Batsmen more like baseball hitters
The emphasis on boundary hitting in T20 will give rise to a new subset of batsmen, more aligned to baseball hitters than traditional cricketers. These players will have techniques designed to maximize shot power and distance with minimal footwork and a strong, stable base and a still head. Their bat swing will be long and clean and they will generally be big, powerful men. They will typically target the leg side because it is the most natural hitting zone but they will evolve to hit over the off side as well.
Not only have the Chennai Super Kings been the most successful team in the Indian Premier League, their exploits and strategies have changed the way T20 cricket is played in India and even around the world. (Photo: IPL - Indian Premier League)
"I think guys are going to get bigger and stronger like baseball where the fielders don’t matter," envisaged Brendon McCullum. "You’ll just take the fielders on. Andre Russell is like that, isn’t he? He doesn’t play sweeps or ramps, he just hits in his area."
T20 will be cricket’s gateway to the Olympics
In 1900, Devon and Somerset Wanderers, representing Great Britain, beat the French Athletic Club Union in a cricket match in Paris. Twelve years later, this game was officially recognised as being part of the 1900 Olympic Games. It remains the only game of cricket to take place in the Olympics.
In 2009, rugby sevens rejoined the Olympics, effective from the 2016 Games.
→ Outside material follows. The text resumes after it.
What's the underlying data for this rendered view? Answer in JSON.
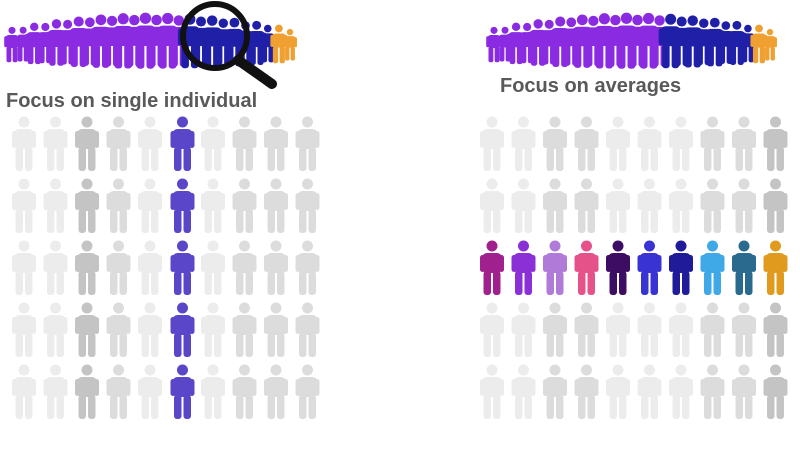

The benefits have dwarfed all of World Rugby’s expectations: Rugby has received around an extra £25 million every four-year cycle from national Olympic committees since rejoining, as well as extra sponsorship and support from local government. Most significant has been the exposure gained through being an Olympic sport—both in the Games themselves and in qualification for it—which has boosted participation in the men’s and, especially, women’s game around the world.
Rugby’s surge has highlighted cricket’s curious position as being the only major sport not in the Games. For a long time it was this way because it didn’t want to be, with England historically staunchly opposed, arguing that it would cause disruption to their home summer once every four years. England are now declared supporters of joining the Games. "T20’s got a huge role to play in the future," said Harrison. "I’d like to see the ICC—and we’re huge believers in this—adopt a proper strategy to get into the Olympic Games."
That just leaves India as a potential obstacle. Virtually every other board—even Scotland and the West Indies, whose cricket players would be represented under different banners at the Olympics—are strong proponents of joining the Games, convinced of the potential to galvanize the sport in emerging nations. In Germany, for instance, cricket would receive £750,000 a year just by dint of being an Olympic sport, compared to about £150,000 a year from the ICC. And the International Olympic Committee, who are keen to grow the Olympics in South Asia are also known to be keen.
Book cover courtesy Penguin Random House India
T20 is the most probable avenue for cricket to join the Games. The most likely format, in both men’s and women’s cricket, seems to be of two groups of four—with the identities of the nations decided by pre-qualifying—progressing to the semi-finals and finals. It could be a seminal moment for cricket.